The fix in my patch is simply to change the current task state for an instance in this situation to one matching a hard reboot. It all just works then.
So why do we decide to use a hard reboot if the current power state is not RUNNING? This code was introduced in this patch and there isn’t much discussion in the review comments as to why a hard reboot is the right choice here.

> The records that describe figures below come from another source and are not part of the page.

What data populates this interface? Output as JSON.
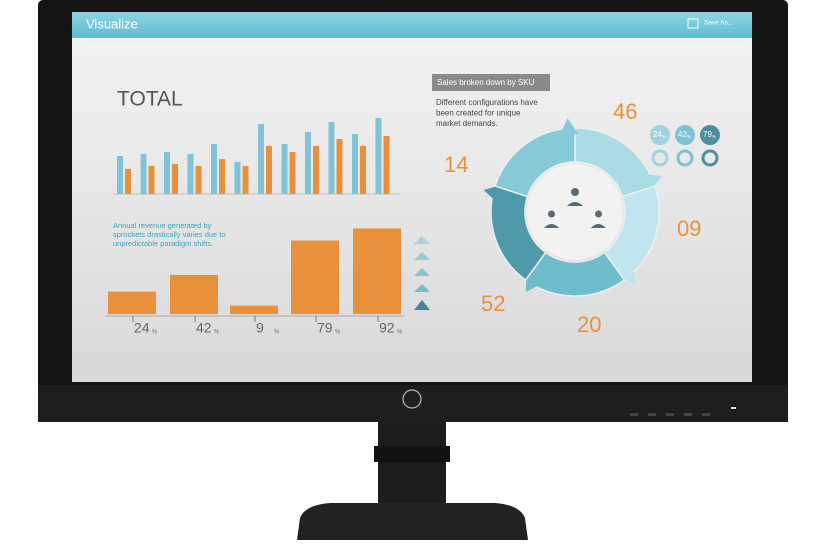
{
  "header": {
    "title": "Visualize",
    "save_button": "Save As..."
  },
  "total_panel": {
    "title": "TOTAL",
    "sku_bars": {
      "type": "bar",
      "series": [
        {
          "color": "#7fc4d6",
          "values": [
            38,
            40,
            42,
            40,
            50,
            32,
            70,
            50,
            62,
            72,
            60,
            76
          ]
        },
        {
          "color": "#e8913a",
          "values": [
            25,
            28,
            30,
            28,
            35,
            28,
            48,
            42,
            48,
            55,
            48,
            58
          ]
        }
      ]
    }
  },
  "revenue_panel": {
    "description": [
      "Annual revenue generated by",
      "sprockets drastically varies due to",
      "unpredictable paradigm shifts."
    ],
    "chart": {
      "type": "bar",
      "color": "#e8913a",
      "values": [
        24,
        42,
        9,
        79,
        92
      ],
      "unit": "%"
    }
  },
  "sku_panel": {
    "label": "Sales broken down by SKU",
    "description": [
      "Different configurations have",
      "been created for unique",
      "market demands."
    ],
    "donut_labels": [
      "46",
      "09",
      "20",
      "52",
      "14"
    ],
    "badges": [
      "24",
      "42",
      "79"
    ],
    "badge_unit": "%"
  }
}
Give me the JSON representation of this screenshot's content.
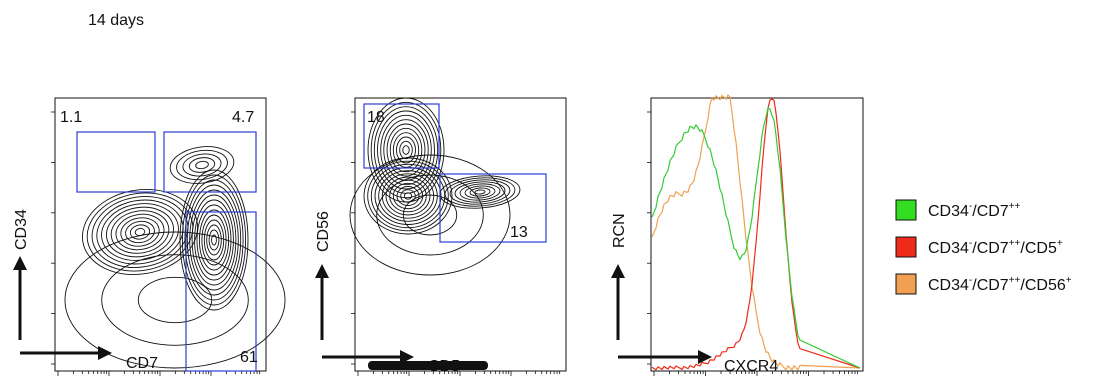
{
  "header": {
    "title": "14 days"
  },
  "chart_data": [
    {
      "type": "contour",
      "xlabel": "CD7",
      "ylabel": "CD34",
      "gates": [
        {
          "label": "1.1",
          "value": 1.1
        },
        {
          "label": "4.7",
          "value": 4.7
        },
        {
          "label": "61",
          "value": 61
        }
      ]
    },
    {
      "type": "contour",
      "xlabel": "CD5",
      "ylabel": "CD56",
      "gates": [
        {
          "label": "18",
          "value": 18
        },
        {
          "label": "13",
          "value": 13
        }
      ]
    },
    {
      "type": "line",
      "xlabel": "CXCR4",
      "ylabel": "RCN",
      "series": [
        {
          "name": "CD34-/CD7++",
          "color": "#33cc33"
        },
        {
          "name": "CD34-/CD7++/CD5+",
          "color": "#ee2a1a"
        },
        {
          "name": "CD34-/CD7++/CD56+",
          "color": "#f0a050"
        }
      ]
    }
  ],
  "legend": {
    "items": [
      {
        "parts": [
          "CD34",
          "-",
          "/CD7",
          "++"
        ],
        "color": "#33dd22"
      },
      {
        "parts": [
          "CD34",
          "-",
          "/CD7",
          "++",
          "/CD5",
          "+"
        ],
        "color": "#ee2a1a"
      },
      {
        "parts": [
          "CD34",
          "-",
          "/CD7",
          "++",
          "/CD56",
          "+"
        ],
        "color": "#f0a050"
      }
    ]
  }
}
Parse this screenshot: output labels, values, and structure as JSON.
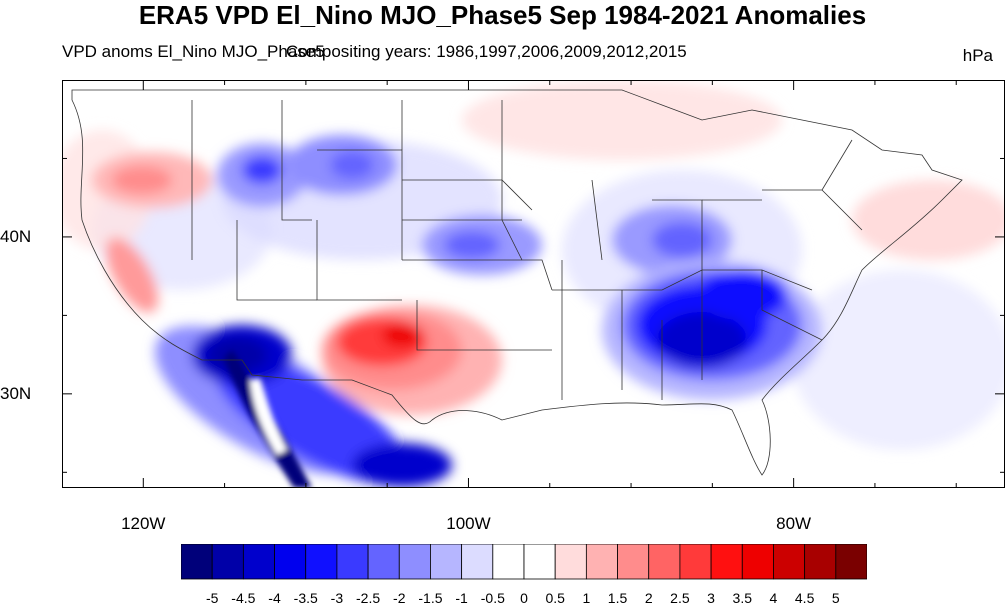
{
  "title": "ERA5 VPD El_Nino MJO_Phase5 Sep 1984-2021 Anomalies",
  "subtitle_left": "VPD anoms El_Nino MJO_Phase5",
  "subtitle_overlay": "Compositing years: 1986,1997,2006,2009,2012,2015",
  "unit": "hPa",
  "axes": {
    "lat_ticks": [
      {
        "value": 40,
        "label": "40N"
      },
      {
        "value": 30,
        "label": "30N"
      }
    ],
    "lon_ticks": [
      {
        "value": -120,
        "label": "120W"
      },
      {
        "value": -100,
        "label": "100W"
      },
      {
        "value": -80,
        "label": "80W"
      }
    ],
    "lon_range": [
      -125,
      -67
    ],
    "lat_range": [
      24,
      50
    ]
  },
  "colorbar": {
    "labels": [
      "-5",
      "-4.5",
      "-4",
      "-3.5",
      "-3",
      "-2.5",
      "-2",
      "-1.5",
      "-1",
      "-0.5",
      "0",
      "0.5",
      "1",
      "1.5",
      "2",
      "2.5",
      "3",
      "3.5",
      "4",
      "4.5",
      "5"
    ],
    "colors": [
      "#00007a",
      "#0000a8",
      "#0000cc",
      "#0000ee",
      "#1010ff",
      "#3a3aff",
      "#6464ff",
      "#8e8eff",
      "#b6b6ff",
      "#dcdcff",
      "#ffffff",
      "#ffffff",
      "#ffdcdc",
      "#ffb2b2",
      "#ff8c8c",
      "#ff6464",
      "#ff3a3a",
      "#ff1010",
      "#ee0000",
      "#cc0000",
      "#a80000",
      "#7a0000"
    ]
  },
  "anomaly_features": [
    {
      "name": "california-coast-negative",
      "lon": -114,
      "lat": 31,
      "value": -5
    },
    {
      "name": "baja-negative",
      "lon": -112,
      "lat": 28,
      "value": -4.5
    },
    {
      "name": "mexico-sierra-negative",
      "lon": -105,
      "lat": 26,
      "value": -4
    },
    {
      "name": "southeast-negative",
      "lon": -84,
      "lat": 33,
      "value": -4.5
    },
    {
      "name": "tennessee-negative",
      "lon": -86,
      "lat": 36,
      "value": -3
    },
    {
      "name": "ohio-valley-negative",
      "lon": -87,
      "lat": 40,
      "value": -2
    },
    {
      "name": "montana-negative",
      "lon": -112,
      "lat": 45,
      "value": -3
    },
    {
      "name": "wyoming-negative",
      "lon": -107,
      "lat": 45,
      "value": -2.5
    },
    {
      "name": "nebraska-negative",
      "lon": -98,
      "lat": 40,
      "value": -2
    },
    {
      "name": "texas-positive",
      "lon": -103,
      "lat": 33,
      "value": 3
    },
    {
      "name": "central-california-positive",
      "lon": -120,
      "lat": 37,
      "value": 2
    },
    {
      "name": "oregon-positive",
      "lon": -120,
      "lat": 44.5,
      "value": 1.5
    },
    {
      "name": "atlantic-positive",
      "lon": -70,
      "lat": 40,
      "value": 1
    },
    {
      "name": "great-lakes-positive",
      "lon": -88,
      "lat": 47,
      "value": 0.5
    }
  ]
}
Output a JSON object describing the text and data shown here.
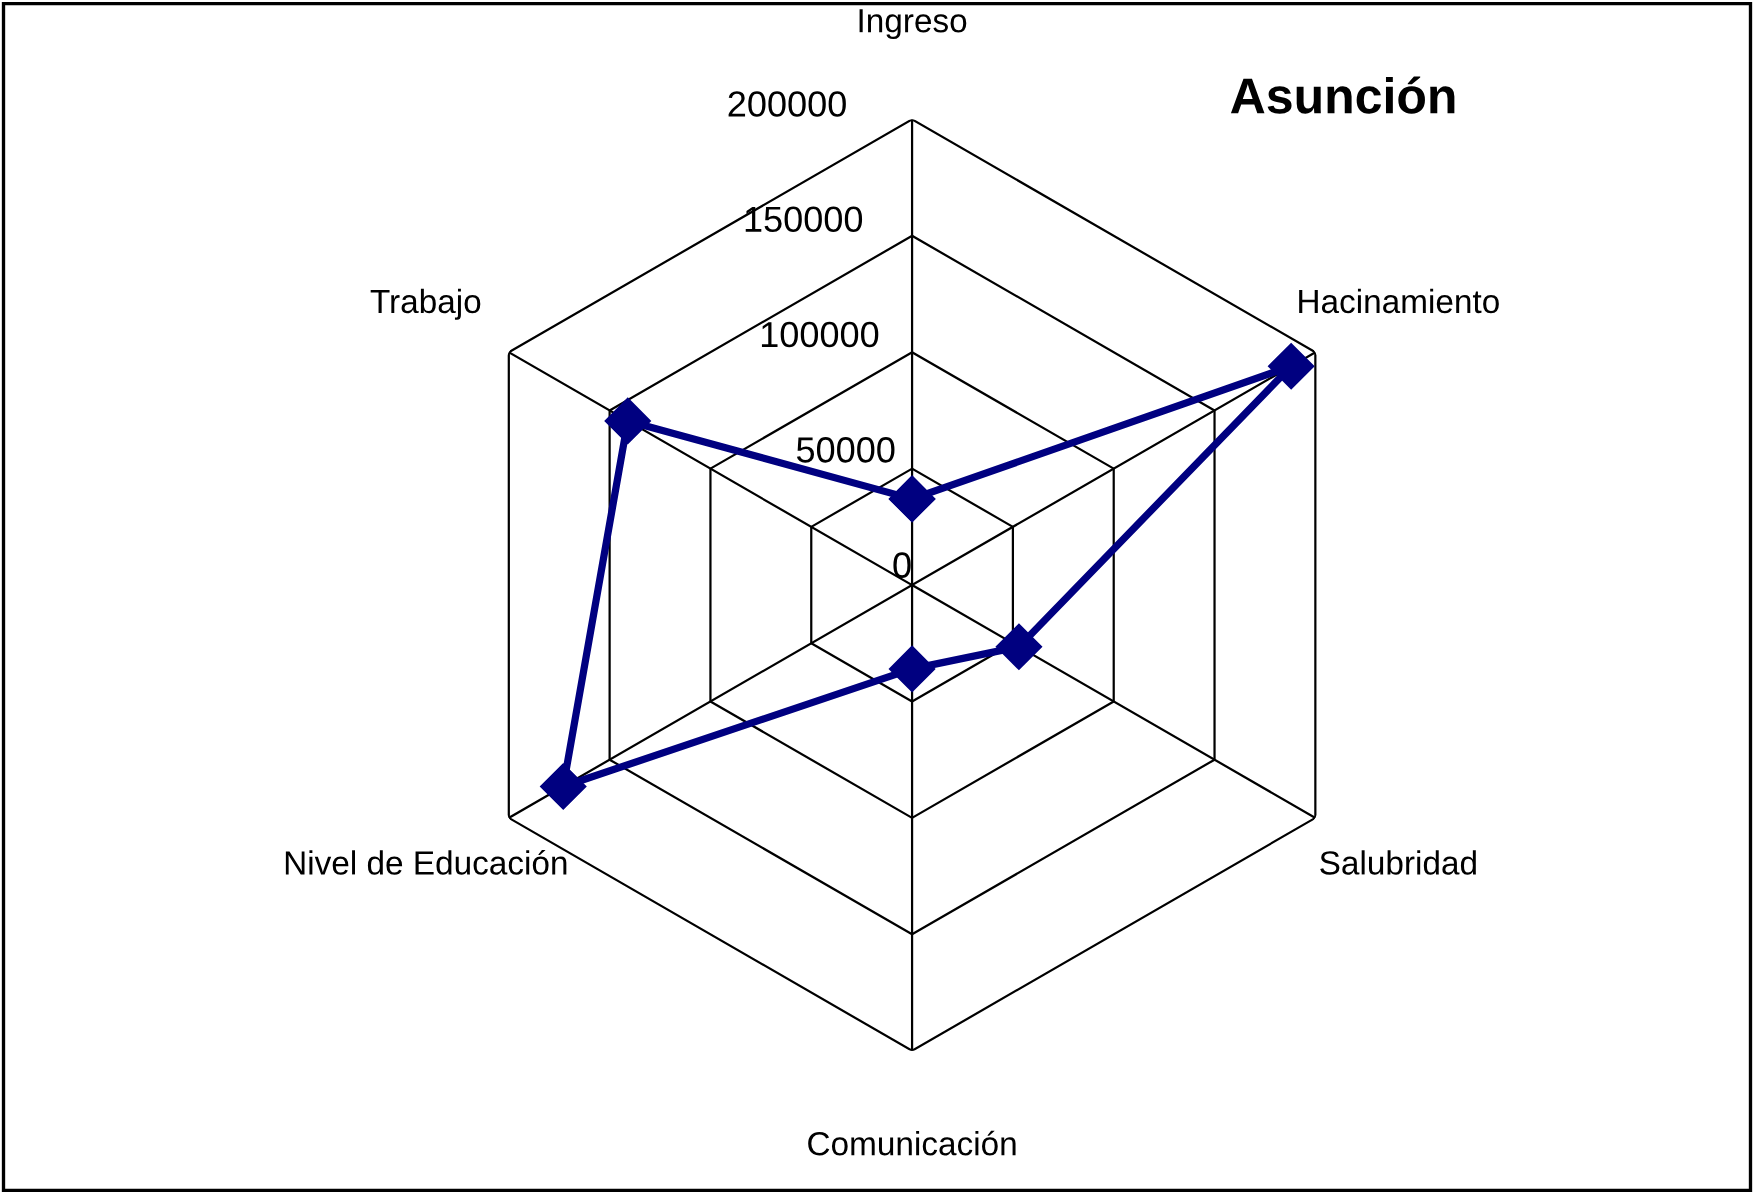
{
  "chart_data": {
    "type": "radar",
    "title": "Asunción",
    "categories": [
      "Ingreso",
      "Hacinamiento",
      "Salubridad",
      "Comunicación",
      "Nivel de Educación",
      "Trabajo"
    ],
    "series": [
      {
        "color": "#000080",
        "values": [
          37000,
          188000,
          53000,
          36000,
          173000,
          141000
        ]
      }
    ],
    "ylim": [
      0,
      200000
    ],
    "yticks": [
      0,
      50000,
      100000,
      150000,
      200000
    ],
    "grid": true,
    "marker": "diamond",
    "line_style": "solid"
  }
}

That said, we already fall back to a hard reboot in error cases of a soft reboot inside the libvirt driver, and a hard reboot requires less trust of the surrounding state for the instance (block device mappings, networks and all those side effects mentioned at the very beginning), so I think it is the right call.
In conclusion, we use a hard reboot for soft reboots that fail, and a nova-compute crash during a soft reboot counts as one of those failure cases. So, when nova-compute detects a failed soft reboot, it converts it to a hard reboot and trys again.